Grant number: 11/50656-4
Support type:Regular Research Grants
Duration: August 01, 2011 - July 31, 2013
Field of knowledge:Biological Sciences - Parasitology - Entomology and Malacology of Parasites and Vectors
Principal Investigator:Márcia Cristina Mendes
Grantee:Márcia Cristina Mendes
Home Institution: Instituto Biológico (IB). Agência Paulista de Tecnologia dos Agronegócios (APTA). Secretaria de Agricultura e Abastecimento (São Paulo - Estado). São Paulo , SP, Brazil

Abstract

The cattle were one of the five main clusters of supply chains in the agribusiness exports from São Paulo in the first half of 2010 with trade surplus of $3.47 billion. The São Paulo Department of Agriculture has focused on the strategy development in the quality system in the areas of food safety and animal health by encouraging the farms to avoid the use of chemical acaricides, herbicides and anthelmintics. The cattle tick Rhipicephalus (Boophilus) microplus causes great harm to the national livestock due to decreased milk production, weight loss of the cattle, transmission of several disease-causing pathogens to the host and depreciation of the leather. The control of ectoparasites has been restricted to the use of chemicals, which exposes to risk of contamination of the environment, humanity and the development of resistant strains of ticks. The strategic control system consists on the concentration of the acaricide treatment in a particular time of year so that, during the rest of the year, the tick population remains at economically feasible leaves of infestation without the use of acaricide treatments. Moreover, it avoids the selection pressure for the resistance of ticks to acaricides, reduction on the expenses with acaricides, workforce, problems of human, animal and environmental contamination.
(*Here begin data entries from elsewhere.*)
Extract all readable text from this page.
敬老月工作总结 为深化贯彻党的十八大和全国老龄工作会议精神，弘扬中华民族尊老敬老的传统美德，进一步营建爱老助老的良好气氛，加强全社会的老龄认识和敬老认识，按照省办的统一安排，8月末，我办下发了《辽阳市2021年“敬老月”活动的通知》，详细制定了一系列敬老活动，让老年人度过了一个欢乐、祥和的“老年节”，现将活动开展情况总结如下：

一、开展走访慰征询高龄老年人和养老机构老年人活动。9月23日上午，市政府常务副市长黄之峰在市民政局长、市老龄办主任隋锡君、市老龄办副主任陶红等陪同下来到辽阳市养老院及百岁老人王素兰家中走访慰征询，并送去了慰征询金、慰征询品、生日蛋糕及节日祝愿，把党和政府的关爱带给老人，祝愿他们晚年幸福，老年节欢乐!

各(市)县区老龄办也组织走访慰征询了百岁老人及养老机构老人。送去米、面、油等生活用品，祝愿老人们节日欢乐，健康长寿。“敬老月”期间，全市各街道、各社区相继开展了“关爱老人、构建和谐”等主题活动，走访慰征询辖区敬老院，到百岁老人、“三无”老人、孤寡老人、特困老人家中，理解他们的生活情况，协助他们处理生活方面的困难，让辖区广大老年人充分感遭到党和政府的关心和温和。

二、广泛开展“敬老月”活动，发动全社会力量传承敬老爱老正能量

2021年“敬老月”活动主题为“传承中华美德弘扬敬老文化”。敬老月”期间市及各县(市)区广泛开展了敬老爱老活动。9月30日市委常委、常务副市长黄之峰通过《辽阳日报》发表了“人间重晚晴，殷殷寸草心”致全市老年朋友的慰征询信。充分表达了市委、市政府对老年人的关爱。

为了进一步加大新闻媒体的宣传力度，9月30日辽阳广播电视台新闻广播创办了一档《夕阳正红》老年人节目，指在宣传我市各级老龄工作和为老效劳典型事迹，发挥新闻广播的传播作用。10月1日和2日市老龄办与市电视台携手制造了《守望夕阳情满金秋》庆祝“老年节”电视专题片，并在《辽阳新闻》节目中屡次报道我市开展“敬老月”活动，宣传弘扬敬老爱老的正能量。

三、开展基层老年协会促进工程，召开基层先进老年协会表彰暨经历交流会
Among the projects that are developed by the CATI (Coordenadoria de Assistência Técnica Integral), from the Department of Agriculture, there is the Catileite, which is a technical assistance program that aims to produce milk profitably by recommending an intensive production method. This study aims to join the Catileite strategic control of the cattle tick with a weekly monitoring visit by the technicians from the Cati and the Biological Institute in 12 dairy cattle farms located in the Region of Bragança Paulista. This project should last 2 years. (AU)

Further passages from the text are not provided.